In May, the Senate passed the Holding Foreign Companies Accountable Act, which would amend SOX to impose certain requirements on a public company that is audited by a registered public accounting firm with a branch or office located in a foreign jurisdiction that the PCAOB is “unable to inspect or investigate completely because of a position taken by an authority in the foreign jurisdiction.” And, as previously discussed, Nasdaq has also proposed rule changes aimed at addressing the same issue. (See this PubCo post.) A number of key players are speaking up to endorse these actions.
Under the proposed federal legislation, after three years of non-inspections, the company’s securities can be barred from being traded on a national securities exchange, over the counter or through any other method within the jurisdiction of the SEC. (See this PubCo post.) As reported by Bloomberg, SEC Chair Jay Clayton on Tuesday signaled that he supported the legislation, viewing it as “a very sensible way to approach a problem that’s been around for a while….This is a problem that I believe needs to be addressed and I hope it can be.”
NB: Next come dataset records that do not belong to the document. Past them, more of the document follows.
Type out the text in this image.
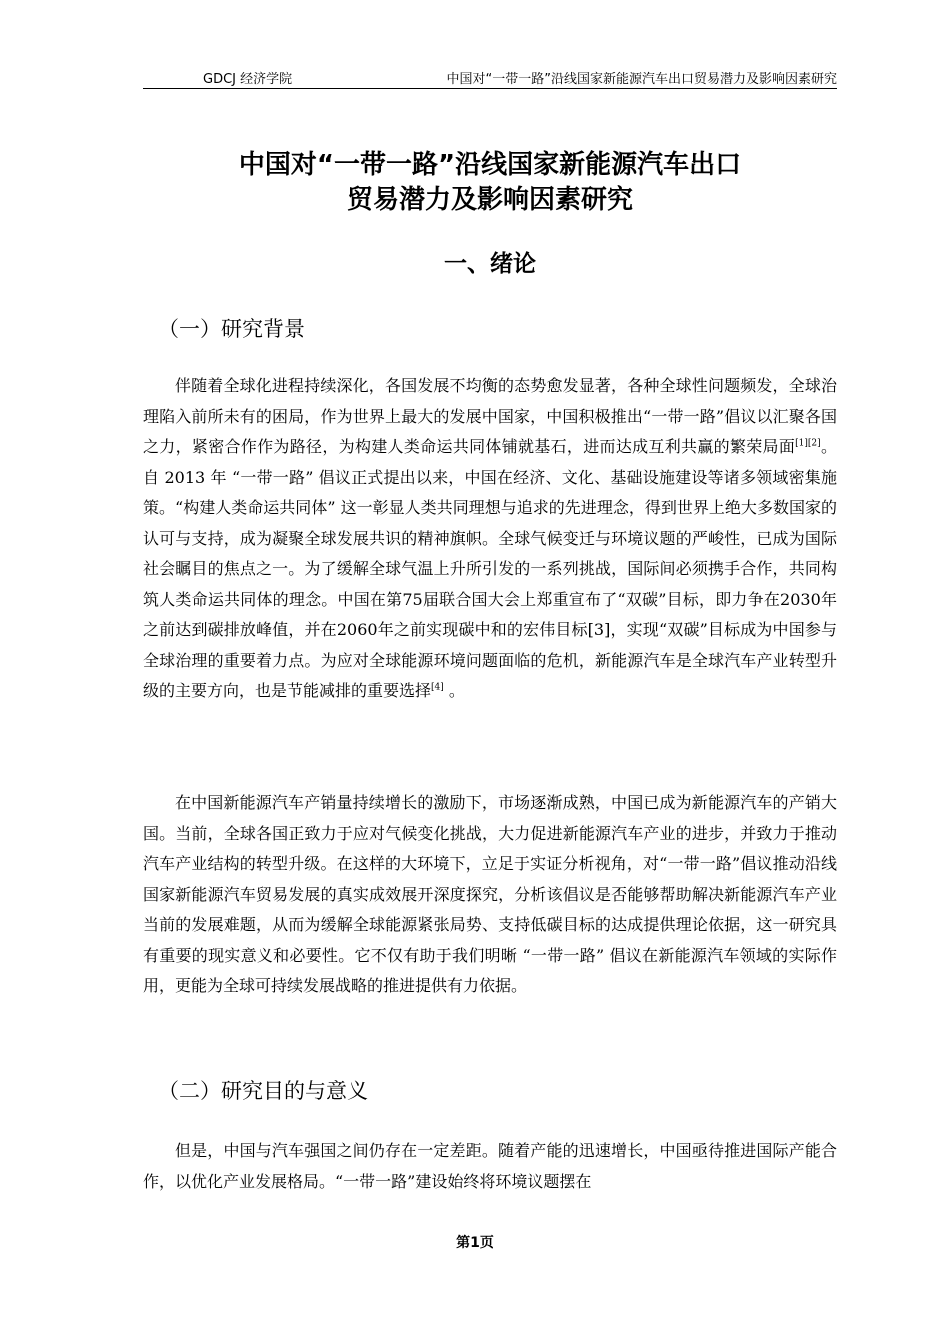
GDCJ 经济学院	中国对“一带一路”沿线国家新能源汽车出口贸易潜力及影响因素研究
中国对“一带一路”沿线国家新能源汽车出口
贸易潜力及影响因素研究
一、绪论
（一）研究背景

伴随着全球化进程持续深化，各国发展不均衡的态势愈发显著，各种全球性问题频发，全球治理陷入前所未有的困局，作为世界上最大的发展中国家，中国积极推出“一带一路”倡议以汇聚各国之力，紧密合作作为路径，为构建人类命运共同体铺就基石，进而达成互利共赢的繁荣局面[1][2]。自 2013 年 “一带一路” 倡议正式提出以来，中国在经济、文化、基础设施建设等诸多领域密集施策。“构建人类命运共同体” 这一彰显人类共同理想与追求的先进理念，得到世界上绝大多数国家的认可与支持，成为凝聚全球发展共识的精神旗帜。全球气候变迁与环境议题的严峻性，已成为国际社会瞩目的焦点之一。为了缓解全球气温上升所引发的一系列挑战，国际间必须携手合作，共同构筑人类命运共同体的理念。中国在第75届联合国大会上郑重宣布了“双碳”目标，即力争在2030年之前达到碳排放峰值，并在2060年之前实现碳中和的宏伟目标[3]，实现“双碳”目标成为中国参与全球治理的重要着力点。为应对全球能源环境问题面临的危机，新能源汽车是全球汽车产业转型升级的主要方向，也是节能减排的重要选择[4] 。

在中国新能源汽车产销量持续增长的激励下，市场逐渐成熟，中国已成为新能源汽车的产销大国。当前，全球各国正致力于应对气候变化挑战，大力促进新能源汽车产业的进步，并致力于推动汽车产业结构的转型升级。在这样的大环境下，立足于实证分析视角，对“一带一路”倡议推动沿线国家新能源汽车贸易发展的真实成效展开深度探究，分析该倡议是否能够帮助解决新能源汽车产业当前的发展难题，从而为缓解全球能源紧张局势、支持低碳目标的达成提供理论依据，这一研究具有重要的现实意义和必要性。它不仅有助于我们明晰 “一带一路” 倡议在新能源汽车领域的实际作用，更能为全球可持续发展战略的推进提供有力依据。

（二）研究目的与意义

但是，中国与汽车强国之间仍存在一定差距。随着产能的迅速增长，中国亟待推进国际产能合作，以优化产业发展格局。“一带一路”建设始终将环境议题摆在

第1页
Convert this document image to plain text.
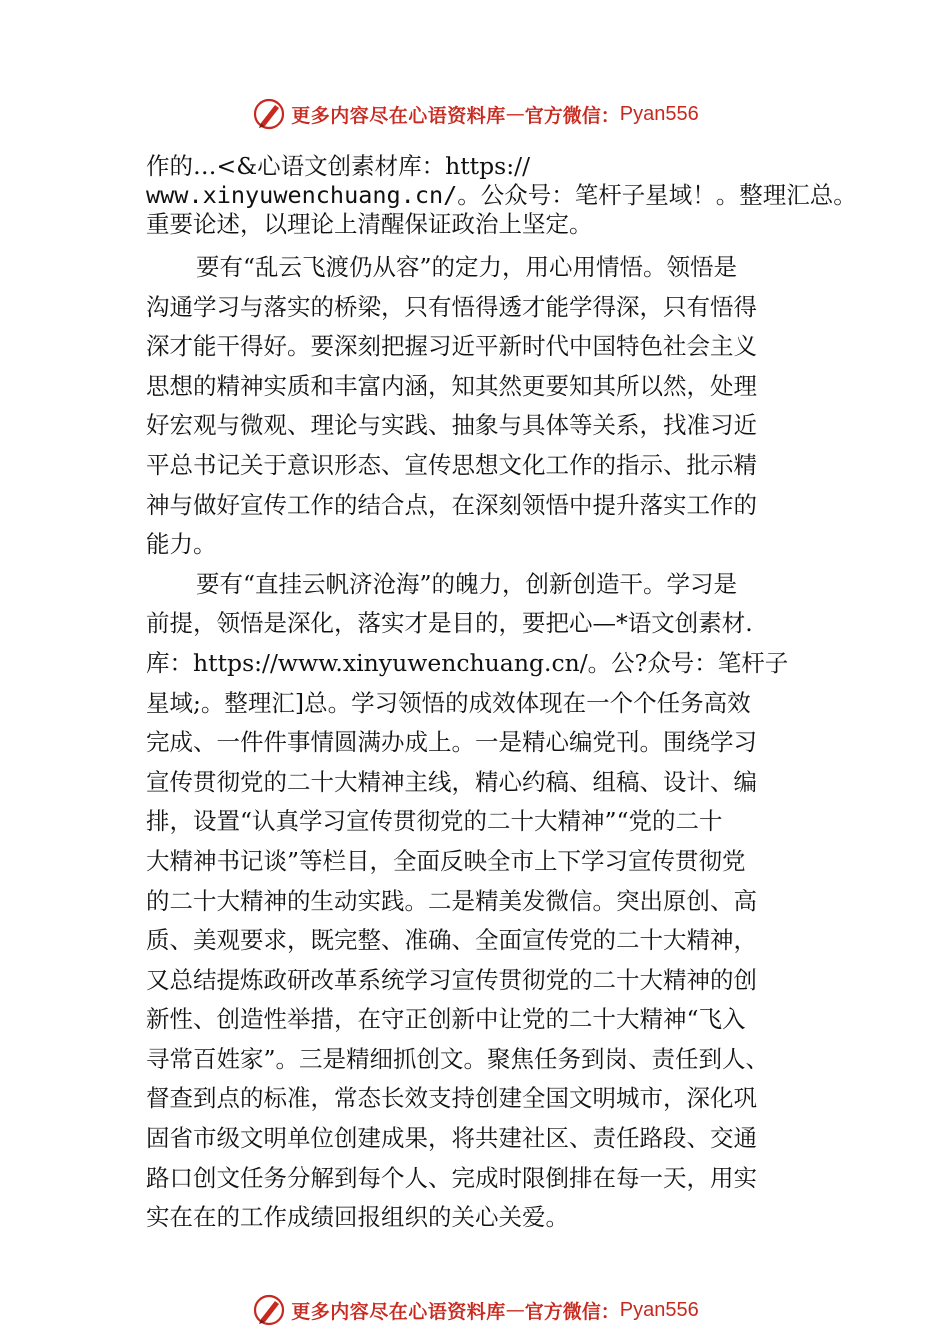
更多内容尽在心语资料库 — 官方微信： Pyan556
作的…<&心语文创素材库：https://
www.xinyuwenchuang.cn/。公众号：笔杆子星域！。整理汇总。
重要论述，以理论上清醒保证政治上坚定。
要有“乱云飞渡仍从容”的定力，用心用情悟。领悟是
沟通学习与落实的桥梁，只有悟得透才能学得深，只有悟得
深才能干得好。要深刻把握习近平新时代中国特色社会主义
思想的精神实质和丰富内涵，知其然更要知其所以然，处理
好宏观与微观、理论与实践、抽象与具体等关系，找准习近
平总书记关于意识形态、宣传思想文化工作的指示、批示精
神与做好宣传工作的结合点，在深刻领悟中提升落实工作的
能力。
要有“直挂云帆济沧海”的魄力，创新创造干。学习是
前提，领悟是深化，落实才是目的，要把心—*语文创素材.
库：https://www.xinyuwenchuang.cn/。公?众号：笔杆子
星域;。整理汇]总。学习领悟的成效体现在一个个任务高效
完成、一件件事情圆满办成上。一是精心编党刊。围绕学习
宣传贯彻党的二十大精神主线，精心约稿、组稿、设计、编
排，设置“认真学习宣传贯彻党的二十大精神”“党的二十
大精神书记谈”等栏目，全面反映全市上下学习宣传贯彻党
的二十大精神的生动实践。二是精美发微信。突出原创、高
质、美观要求，既完整、准确、全面宣传党的二十大精神，
又总结提炼政研改革系统学习宣传贯彻党的二十大精神的创
新性、创造性举措，在守正创新中让党的二十大精神“飞入
寻常百姓家”。三是精细抓创文。聚焦任务到岗、责任到人、
督查到点的标准，常态长效支持创建全国文明城市，深化巩
固省市级文明单位创建成果，将共建社区、责任路段、交通
路口创文任务分解到每个人、完成时限倒排在每一天，用实
实在在的工作成绩回报组织的关心关爱。
更多内容尽在心语资料库 — 官方微信： Pyan556
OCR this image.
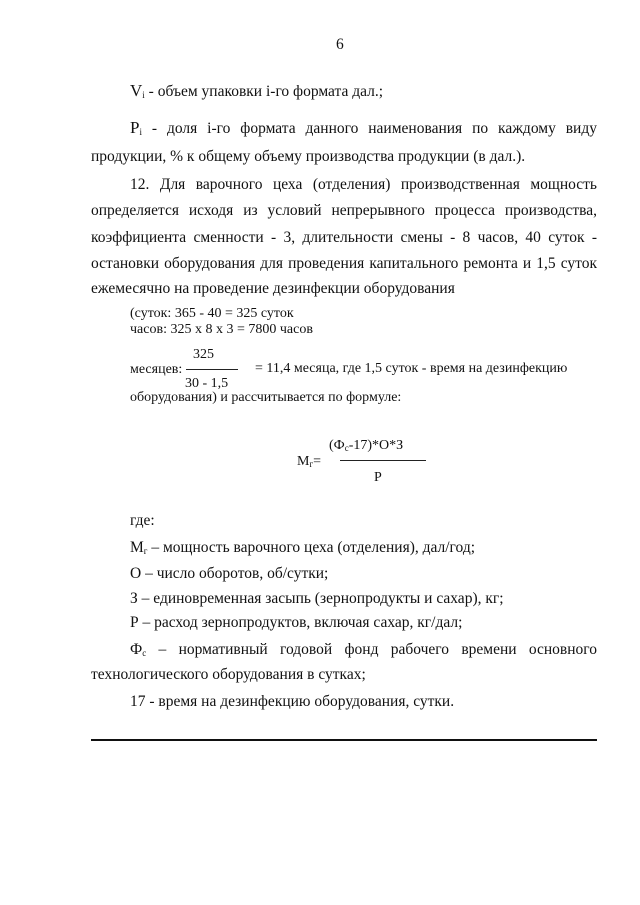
6
$V_i$ - объем упаковки i-го формата дал.;
$P_i$ - доля i-го формата данного наименования по каждому виду
продукции, % к общему объему производства продукции (в дал.).
12. Для варочного цеха (отделения) производственная мощность
определяется исходя из условий непрерывного процесса производства,
коэффициента сменности - 3, длительности смены - 8 часов, 40 суток -
остановки оборудования для проведения капитального ремонта и 1,5 суток
ежемесячно на проведение дезинфекции оборудования
(суток: 365 - 40 = 325 суток
часов: 325 x 8 x 3 = 7800 часов
325
месяцев:
30 - 1,5
= 11,4 месяца, где 1,5 суток - время на дезинфекцию
оборудования) и рассчитывается по формуле:
$(Ф_с-17)*О*З$
$М_г=$
Р
где:
$М_г$ – мощность варочного цеха (отделения), дал/год;
О – число оборотов, об/сутки;
З – единовременная засыпь (зернопродукты и сахар), кг;
Р – расход зернопродуктов, включая сахар, кг/дал;
$Ф_с$ – нормативный годовой фонд рабочего времени основного
технологического оборудования в сутках;
17 - время на дезинфекцию оборудования, сутки.
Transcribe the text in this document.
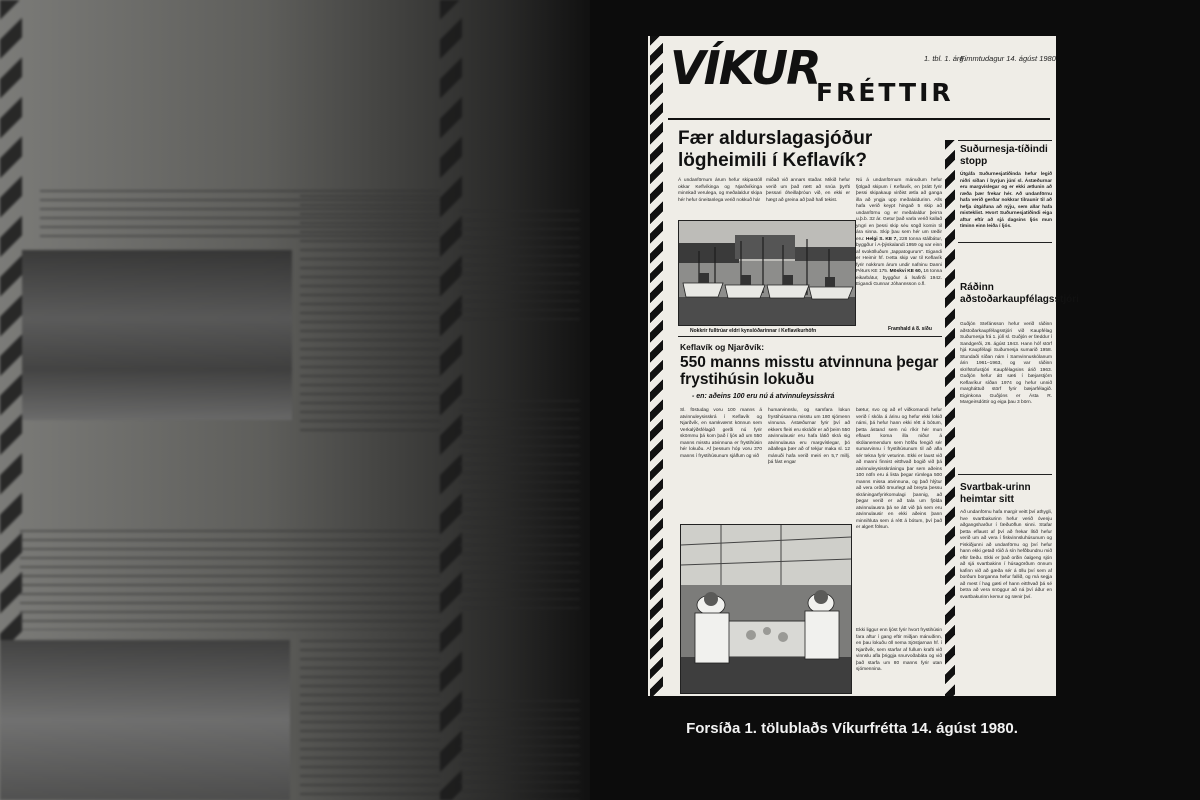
VÍKUR
FRÉTTIR
1. tbl. 1. árg.
Fimmtudagur 14. ágúst 1980
Fær aldurslagasjóður lögheimili í Keflavík?
Á undanförnum árum hefur skipastóll okkar Keflvíkinga og Njarðvíkinga minnkað verulega, og meðalaldur skipa hér hefur óneitanlega verið nokkuð hár
miðað við annars staðar. Mikið hefur verið um það rætt að snúa þyrfti þessari óheillaþróun við, en ekki er hægt að greina að það hafi tekist.
Nú á undanförnum mánuðum hefur fjölgað skipum í Keflavík, en þrátt fyrir þessi skipakaup virðist ætla að ganga illa að yngja upp meðalaldurinn. Alls hafa verið keypt hingað 5 skip að undanförnu og er meðalaldur þeirra u.þ.b. 32 ár. Getur það varla verið kallað yngri en þessi skip séu sögð komin til ára sinna. Skip þau sem hér um ræðir eru: Helgi S. KE 7, 228 tonna stálbátur, byggður í A-þýskalandi 1959 og var einn af svokölluðum „tappatogurum". Eigandi er Heimir hf. Þetta skip var til Keflavík fyrir nokkrum árum undir nafninu Danni Péturs KE 175. Möskvi KE 60, 16 tonna eikarbátur, byggður á Ísafirði 1942. Eigandi Gunnar Jóhannsson o.fl.
Nokkrir fulltrúar eldri kynslóðarinnar í Keflavíkurhöfn	Framhald á 8. síðu
Keflavík og Njarðvík:
550 manns misstu atvinnuna þegar frystihúsin lokuðu
- en: aðeins 100 eru nú á atvinnuleysisskrá
Sl. föstudag voru 100 manns á atvinnuleysisskrá í Keflavík og Njarðvík, en samkvæmt könnun sem Verkalýðsfélagið gerði nú fyrir skömmu þá kom það í ljós að um 550 manns misstu atvinnuna er frystihúsin hér lokuðu. Af þessum hóp voru 370 manns í frystihúsunum sjálfum og við
humarvinnslu, og samfara lokun frystihúsanna misstu um 180 sjómenn vinnuna. Ástæðurnar fyrir því að ekkers fleiri eru skráðir er að þeim 550 atvinnulausir eru hafa látið skrá sig atvinnulausa eru margvíslegar, þó aðallega þær að of tekjur maka sl. 12 mánuði hafa verið meiri en 5,7 millj. þá fást engar
bætur, svo og að ef viðkomandi hefur verið í skóla á árinu og hefur ekki lokið námi, þá hefur hann ekki rétt á bótum, þetta ástand sem nú ríkir hér mun eflaust koma illa niður á skólanemendum sem höfðu fengið sér sumarvinnu í frystihúsunum til að afla sér tekna fyrir veturinn. Ekki er laust við að manni finnist eitthvað bogið við þá atvinnuleysisskráningu þar sem aðeins 100 nöfn eru á lista þegar rúmlega 500 manns missa atvinnuna, og það hlýtur að vera orðið ömurlegt að breyta þessu skráningarfyrirkomulagi þannig, að þegar verið er að tala um fjölda atvinnulausra þá se átt við þá sem eru atvinnulausir en ekki aðeins þann minnihluta sem á rétt á bótum, því það er algert fölsun.
Ekki liggur enn ljóst fyrir hvort frystihúsin fara aftur í gang eftir miðjan mánuðinn, en þau lokuðu öll nema Sjöstjarnan hf. í Njarðvík, sem starfar af fullum krafti við vinnslu afla þriggja snurvoðabáta og við það starfa um 80 manns fyrir utan sjómennina.
Suðurnesja-tíðindi stopp
Útgáfa Suðurnesjatíðinda hefur legið niðri síðan í byrjun júní sl. Ástæðurnar eru margvíslegar og er ekki ætlunin að ræða þær frekar hér. Að undanförnu hafa verið gerðar nokkrar tilraunir til að hefja útgáfuna að nýju, sem allar hafa misteklist. Hvort Suðurnesjatíðindi eiga aftur eftir að sjá dagsins ljós mun tíminn einn leiða í ljós.
Ráðinn aðstoðarkaupfélagsstjóri
Guðjón Stefánsson hefur verið ráðinn aðstoðarkaupfélagsstjóri við Kaupfélag Suðurnesja frá 1. júlí sl. Guðjón er fæddur í Sandgerði, 26. ágúst 1943. Hann hóf störf hjá Kaupfélagi Suðurnesja sumarið 1958. Stundaði síðan nám í Samvinnuskólanum árin 1961–1963, og var ráðinn skrifstofustjóri Kaupfélagsins árið 1963. Guðjón hefur átt sæti í bæjarstjórn Keflavíkur síðan 1974 og hefur unnið margháttuð störf fyrir bæjarfélagið. Eiginkona Guðjóns er Ásta R. Margeirsdóttir og eiga þau 3 börn.
Svartbak-urinn heimtar sitt
Að undanförnu hafa margir veitt því athygli, hve svartbakurinn hefur verið óvenju aðgangsharður í fæðuöflun sinni. Stafar þetta eflaust af því að frekar lítið hefur verið um að vera í fiskvinnsluhúsunum og Fiskiðjunni að undanförnu og því hefur hann ekki getað róið á sín hefðbundnu mið eftir fæðu. Ekki er það orðin óalgeng sjón að sjá svartbakinn í húsagörðum önnum kafinn við að gæða sér á öllu því sem af borðum borganna hefur fallið, og má segja að mest í hag gæti ef hann eitthvað þá sé betra að vera snöggur að ná því áður en svartbakurinn kemur og rænir því.
Forsíða 1. tölublaðs Víkurfrétta 14. ágúst 1980.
In Clayton’s view, prohibitions on PCAOB audit inspections “creates an ‘unlevel playing field’ for investors. ‘I’m not a guy who wants to take precipitous, hit the nail on the head with a hammer tomorrow, but I like the way they’ve approached [the legislation.] There’s a period of time to come into compliance and if you don’t then it’s time to take measures beyond just disclosure.’” The SEC would be required to adopt implementing regulations if the bill were passed by the House and signed into law.
And Reuters reports that the CEO of Nasdaq advocated at a conference yesterday that regulators need to “address transparency and accounting issues at companies based in foreign jurisdictions that are looking to go public through the U.S. markets….‘The broader issue though is this issue of disclosure and PCAOB oversight of the audit firms and I think that’s an issue for the SEC to address.’”
The article notes that Nasdaq has recently proposed new rules, which “include greater scrutiny of the audit firms of overseas companies it lists, [which] will help Nasdaq ensure those firms meet its standards.” The SEC has now posted Nasdaq’s proposal to apply additional and more stringent criteria to an applicant or listed company based on the qualifications of the company’s auditor. (See this PubCo post. The other two related Nasdaq proposals discussed in the post appear to have been resubmitted to the SEC, presumably with some modifications, but are not yet posted on the SEC’s website. Update: these two proposals have just been filed on the SEC website.) The Administration appears to be viewing Nasdaq’s proposal favorably. Secretary of State Mike Pompeo commented that “American investors should not be subjected to hidden and undue risks associated with companies that do not abide by the same rules as U.S. firms….Nasdaq’s action should serve as a model for other exchanges in the United States, and around the world….I applaud Nasdaq for requiring auditing firms to ensure all listed companies comply with international reporting and inspection standards.”